Les données des consommateurs, nouvelle mine d’or de la grande distribution depuis l’avènement de l’e-commerce
AFP
Au passage en caisse ou sur les applications de courses, la grande distribution collecte des données sur ses clients, qui constituent désormais une précieuse source de revenus. Le phénomène n’est pas nouveau: les distributeurs ont toujours examiné les tickets de caisse pour adapter leur offre. Lorsqu’un client souscrit à une carte de fidélité, ils peuvent en plus relier ses achats à son nom, son âge ou encore son adresse.
Mais depuis l’avènement de l’e-commerce et d’outils de traitement de la donnée, votre supermarché ne sait plus seulement quelle marque de lait vous achetez et dans quel magasin, mais aussi combien de temps vous avez passé à hésiter sur les chips et si vous avez été exposé à une publicité avant de choisir vos yaourts bio. Il suffit d’avoir coché quelques cases lors de votre inscription et d’avoir accepté les « cookies », petits traceurs informatiques présents sur tous les sites. Les distributeurs disposent ainsi d’énormes bases de données de millions de profils clients et de milliards de transactions.
« Ils ont un volume et une diversité d’informations plus importants que d’autres très gros acteurs comme Amazon par exemple », indique à l’AFP Olivier Salomon, spécialiste de la distribution chez AlixPartners. Ces données sont utilisées pour s’adapter aux tendances du marché mais aussi et surtout pour présenter à chaque client des offres et des promotions personnalisées. Sur le site en ligne du supermarché que vous avez l’habitude de fréquenter, les produits achetés fréquemment sont automatiquement mis en avant et il est possible de bénéficier d’une réduction sur ces produits que les autres consommateurs ne verront pas. « Cela nous permet d’avoir des clients beaucoup plus fidèles », assure Elodie Perthuisot, directrice exécutive e-commerce, data et transformation digitale chez Carrefour.
« Un outil stratégique »
Ce service intéresse aussi les marques. Les distributeurs ont donc créé des régies publicitaires qui leur vendent des mots-clés et des espaces sur leurs sites d’e-commerce pour mettre en avant certains produits de manière personnalisée: c’est ce qu’on appelle le « retail media ». En faisant une recherche de papier-toilette par exemple, on trouvera sa marque préférée mise en avant mais aussi des recommandations d’autres marques similaires en bonne place, qui ont payé pour y être. Comme la publicité est directement sur le site d’achat, la carte bleue n’est jamais loin… « Tout l’enjeu est de faire en sorte que le produit soit bien adapté à la recherche », indique Cyril Bourgois, directeur de la transformation digitale de Casino et directeur général de RelevanC, la filiale « retail data » du groupe.

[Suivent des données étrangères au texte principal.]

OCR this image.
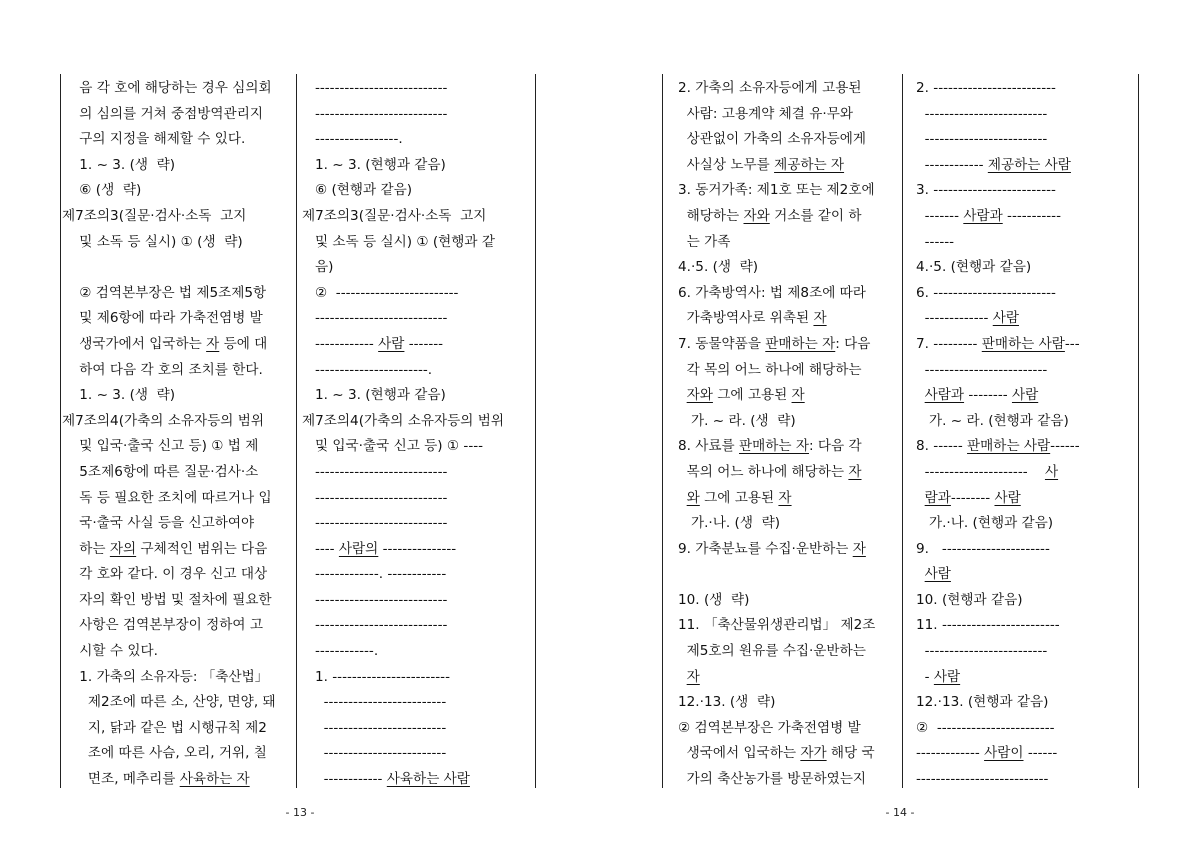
음 각 호에 해당하는 경우 심의회
의 심의를 거쳐 중점방역관리지
구의 지정을 해제할 수 있다.
1. ~ 3. (생  략)
⑥ (생  략)
제7조의3(질문·검사·소독  고지
및 소독 등 실시) ① (생  략)
② 검역본부장은 법 제5조제5항
및 제6항에 따라 가축전염병 발
생국가에서 입국하는 자 등에 대
하여 다음 각 호의 조치를 한다.
1. ~ 3. (생  략)
제7조의4(가축의 소유자등의 범위
및 입국·출국 신고 등) ① 법 제
5조제6항에 따른 질문·검사·소
독 등 필요한 조치에 따르거나 입
국·출국 사실 등을 신고하여야
하는 자의 구체적인 범위는 다음
각 호와 같다. 이 경우 신고 대상
자의 확인 방법 및 절차에 필요한
사항은 검역본부장이 정하여 고
시할 수 있다.
1. 가축의 소유자등: 「축산법」
제2조에 따른 소, 산양, 면양, 돼
지, 닭과 같은 법 시행규칙 제2
조에 따른 사슴, 오리, 거위, 칠
면조, 메추리를 사육하는 자
---------------------------
---------------------------
-----------------.
1. ~ 3. (현행과 같음)
⑥ (현행과 같음)
제7조의3(질문·검사·소독  고지
및 소독 등 실시) ① (현행과 같
음)
②  -------------------------
---------------------------
------------ 사람 -------
-----------------------.
1. ~ 3. (현행과 같음)
제7조의4(가축의 소유자등의 범위
및 입국·출국 신고 등) ① ----
---------------------------
---------------------------
---------------------------
---- 사람의 ---------------
-------------. ------------
---------------------------
---------------------------
------------.
1. ------------------------
-------------------------
-------------------------
-------------------------
------------ 사육하는 사람
- 13 -
2. 가축의 소유자등에게 고용된
사람: 고용계약 체결 유·무와
상관없이 가축의 소유자등에게
사실상 노무를 제공하는 자
3. 동거가족: 제1호 또는 제2호에
해당하는 자와 거소를 같이 하
는 가족
4.·5. (생  략)
6. 가축방역사: 법 제8조에 따라
가축방역사로 위촉된 자
7. 동물약품을 판매하는 자: 다음
각 목의 어느 하나에 해당하는
자와 그에 고용된 자
가. ~ 라. (생  략)
8. 사료를 판매하는 자: 다음 각
목의 어느 하나에 해당하는 자
와 그에 고용된 자
가.·나. (생  략)
9. 가축분뇨를 수집·운반하는 자
10. (생  략)
11. 「축산물위생관리법」 제2조
제5호의 원유를 수집·운반하는
자
12.·13. (생  략)
② 검역본부장은 가축전염병 발
생국에서 입국하는 자가 해당 국
가의 축산농가를 방문하였는지
2. -------------------------
-------------------------
-------------------------
------------ 제공하는 사람
3. -------------------------
------- 사람과 -----------
------
4.·5. (현행과 같음)
6. -------------------------
------------- 사람
7. --------- 판매하는 사람---
-------------------------
사람과 -------- 사람
가. ~ 라. (현행과 같음)
8. ------ 판매하는 사람------
---------------------    사
람과-------- 사람
가.·나. (현행과 같음)
9.   ----------------------
사람
10. (현행과 같음)
11. ------------------------
-------------------------
- 사람
12.·13. (현행과 같음)
②  ------------------------
------------- 사람이 ------
---------------------------
- 14 -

La régie publicitaire peut aussi organiser des campagnes ciblées sur les réseaux sociaux et en mesurer directement l’impact en magasin. « Notre objectif est de pouvoir réorienter les budgets marketing des marques », qui sont traditionnellement plutôt utilisés pour des campagnes à la télévision ou auprès de géants de la publicité en ligne comme Google, Facebook et Amazon, indique Elodie Perthuisot. Au premier semestre 2021, le « retail media » a généré près de 300 millions d’euros de recettes en France, +41% par rapport à l’an dernier. Les distributeurs tentent désormais de s’imposer sur ce secteur, en s’alliant avec d’autres sociétés ou en éditant leurs propres logiciels, comme Casino avec sa société RelevanC.
« C’est un outil stratégique pour le groupe […] et une activité à part entière », souligne Cyril Bourgois. RelevanC, qui a réalisé 55 millions d’euros de chiffre d’affaires en 2020, vend désormais ses solutions à d’autres distributeurs sous marque blanche. Une difficulté demeure pour ces entreprises selon Olivier Salomon: mesurer jusqu’où la personnalisation doit aller sans paraître intrusive pour le client. Toutes insistent en tout cas sur leur respect du règlement général de protection des données personnelles (RGPD): les consommateurs peuvent demander à tout moment à consulter les données recueillies et revenir sur leur consentement à les partager.